Qual seria o motivo daqueles carinhos, daquele rosto angelical a olhá-lo tão
atentamente? De repente, a menina desperta daquela contemplação. Com seis ou
sete passos, está na cozinha. O abacateiro aguarda, desconfiado. Maria Luiza
volta, carregando formão e martelo. Com pouca habilidade, começa a entalhar na
casca dura da árvore. O abacateiro sente cada martelada sem poder gemer ou
gritar. Quantas ainda estariam por vir? O que se vê é um quadro que, não fosse
pela dor, e pela condição de planta, lhe provocaria risos. Maria Luiza, a
língua rosada entre os lábios delicados, se esforça, martela, quase às vezes
acertando os próprios dedinhos. Olha para cima e para o formão, muito séria e
concentrada. Depois de alguns minutos, a menina para.Vê, risonha, o resultado
de seu trabalho. Entalhadas no tronco estão as iniciais de seu nome, ML, Maria
Luiza. O vento que prenuncia uma tempestade delineia, na carne exposta da
árvore, os contornos desses símbolos mal traçados. De que Maria Luiza agora lhe
pertence para sempre, não há dúvidas, e o abacateiro deixa cair junto a ela uma
de suas flores, diminuta, mas carregada de afeto. A menina a recolhe, não sem
antes olhar fixamente para o tronco daquela árvore tão grande e tão bonita.
Durante
muitos anos, o abacateiro maturou seus frutos e os deu para Maria Luiza e sua
família. Muitos eram doados, alguns poucos vendidos. Os abacates e a copa nunca
foram tão bonitos e vistosos, mas o tempo passou, a menina cresceu, e, de
súbito, o convívio acabou. Maria Luiza tinha ido tentar a vida longe. Parece
até que arranjara namorado.
O
abacateiro, nos anos seguintes à partida de sua companheira, recolheu-se a um
silêncio absoluto, silêncio que somente se quebrava quando um vento muito forte
lhe sacudia os galhos. Parou de dar frutos. Parecia que, ao contrário de uma
gravidez psicológica, o abacateiro contraiu uma esterilidade que não era
explicada com argumentos científicos. Por muito tempo foi assim. O abacateiro
ouvia, sentindo-se um pouco vingado, a família reclamar de que os frutos haviam
acabado.
Em
um sábado ensolarado e frio, Maria Luiza voltou. Era agora uma mulher, tinha
filhos, marido...No dia de seu retorno, um vento forte sacudiu os galhos do
abacateiro; parecia chamara a antiga paixão. Maria Luiza, ao passar por ele em
direção à cozinha, sequer notou o velho amigo. As horas se passaram, o vento
parou, o silêncio se fez.
No
fim da tarde, ela retornou ao quintal de sua infância. Olhou ao redor, com o
mesmo olhar deslumbrado de antes. Num relance, lembrou-se das letras que havia
marcado há tantos anos, no tronco daquela árvore. Ainda estavam lá, escurecidas
pelo tempo, tortas, mas nítidas. Maria Luiza riu dessa falta de jeito.

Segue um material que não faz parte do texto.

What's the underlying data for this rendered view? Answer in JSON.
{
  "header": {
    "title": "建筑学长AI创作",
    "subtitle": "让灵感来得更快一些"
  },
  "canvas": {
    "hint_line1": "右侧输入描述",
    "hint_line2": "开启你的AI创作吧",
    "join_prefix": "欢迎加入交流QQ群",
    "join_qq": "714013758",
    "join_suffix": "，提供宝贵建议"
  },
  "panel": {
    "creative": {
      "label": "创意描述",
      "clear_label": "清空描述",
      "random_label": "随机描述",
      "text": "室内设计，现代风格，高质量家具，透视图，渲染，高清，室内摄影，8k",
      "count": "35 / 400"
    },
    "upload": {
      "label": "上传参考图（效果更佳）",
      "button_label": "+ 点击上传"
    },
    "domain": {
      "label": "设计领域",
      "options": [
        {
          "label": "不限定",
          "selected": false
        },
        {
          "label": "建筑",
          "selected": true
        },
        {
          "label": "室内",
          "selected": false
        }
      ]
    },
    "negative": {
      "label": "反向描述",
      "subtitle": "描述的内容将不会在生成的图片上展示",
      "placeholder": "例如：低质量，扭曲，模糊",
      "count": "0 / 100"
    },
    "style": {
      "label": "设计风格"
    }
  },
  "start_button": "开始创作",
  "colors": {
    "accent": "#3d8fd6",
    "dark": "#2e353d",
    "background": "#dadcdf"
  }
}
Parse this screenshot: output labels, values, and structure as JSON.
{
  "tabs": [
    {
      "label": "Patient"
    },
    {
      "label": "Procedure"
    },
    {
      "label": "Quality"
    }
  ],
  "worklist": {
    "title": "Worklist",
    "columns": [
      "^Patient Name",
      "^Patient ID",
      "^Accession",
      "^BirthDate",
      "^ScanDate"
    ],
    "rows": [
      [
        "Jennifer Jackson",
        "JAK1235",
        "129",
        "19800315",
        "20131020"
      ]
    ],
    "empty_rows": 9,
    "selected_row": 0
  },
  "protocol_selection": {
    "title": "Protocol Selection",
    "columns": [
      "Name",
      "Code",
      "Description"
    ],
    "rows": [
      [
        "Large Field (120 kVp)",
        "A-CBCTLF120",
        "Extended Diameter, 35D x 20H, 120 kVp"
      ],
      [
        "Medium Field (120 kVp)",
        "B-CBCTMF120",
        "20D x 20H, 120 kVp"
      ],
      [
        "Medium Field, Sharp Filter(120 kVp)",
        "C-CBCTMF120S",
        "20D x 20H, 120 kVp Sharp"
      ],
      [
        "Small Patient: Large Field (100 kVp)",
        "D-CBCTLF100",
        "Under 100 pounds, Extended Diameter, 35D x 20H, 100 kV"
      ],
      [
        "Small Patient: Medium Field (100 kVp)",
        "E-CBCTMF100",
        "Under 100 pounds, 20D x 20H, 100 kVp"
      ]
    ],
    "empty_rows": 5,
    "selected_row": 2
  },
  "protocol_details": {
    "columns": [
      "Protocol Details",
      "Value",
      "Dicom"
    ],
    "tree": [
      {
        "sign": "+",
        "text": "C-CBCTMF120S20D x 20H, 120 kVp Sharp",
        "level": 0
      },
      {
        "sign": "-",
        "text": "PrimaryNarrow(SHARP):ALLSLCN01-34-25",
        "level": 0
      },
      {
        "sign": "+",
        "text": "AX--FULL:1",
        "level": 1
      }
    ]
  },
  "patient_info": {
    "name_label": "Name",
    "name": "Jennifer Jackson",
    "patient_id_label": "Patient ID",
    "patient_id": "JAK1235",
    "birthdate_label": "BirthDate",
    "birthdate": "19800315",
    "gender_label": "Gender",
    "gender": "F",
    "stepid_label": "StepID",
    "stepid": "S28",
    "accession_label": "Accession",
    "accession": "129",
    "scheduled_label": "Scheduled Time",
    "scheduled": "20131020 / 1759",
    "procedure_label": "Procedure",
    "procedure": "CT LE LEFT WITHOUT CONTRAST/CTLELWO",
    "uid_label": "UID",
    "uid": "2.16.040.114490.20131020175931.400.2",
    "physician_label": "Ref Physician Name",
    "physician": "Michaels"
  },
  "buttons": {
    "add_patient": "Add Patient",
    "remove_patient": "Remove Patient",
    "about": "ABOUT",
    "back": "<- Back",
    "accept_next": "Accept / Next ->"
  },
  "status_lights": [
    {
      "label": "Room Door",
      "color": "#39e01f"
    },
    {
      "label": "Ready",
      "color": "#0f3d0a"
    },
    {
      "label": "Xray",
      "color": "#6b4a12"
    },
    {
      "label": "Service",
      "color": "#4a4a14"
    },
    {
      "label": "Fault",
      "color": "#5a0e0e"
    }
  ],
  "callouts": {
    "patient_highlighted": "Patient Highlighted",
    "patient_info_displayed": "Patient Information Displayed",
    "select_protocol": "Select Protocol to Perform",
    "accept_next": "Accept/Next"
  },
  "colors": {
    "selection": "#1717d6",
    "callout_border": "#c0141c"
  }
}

Abraçou-se ao tronco e o beijou.
-Meu
bom amigo! Nunca te esqueci.
O
abacateiro queria responder, mas o máximo que conseguiu foi um farfalhar
agitado e contente de suas folhas. Ao final desse ano, alguns botânicos de uma
universidade local foram chamados por um vizinho mais atento. Chegaram à casa
dos pais de Maria Luiza, que já havia ido embora com os filhos e o marido. A
razão da visita dos estudiosos não foi apenas a maturação precoce dos abacates.
Os frutos, caracterizados por serem piriformes ou redondos, estavam suspensos
dos galhos, pesados, de um verde vivo. E em forma de coração.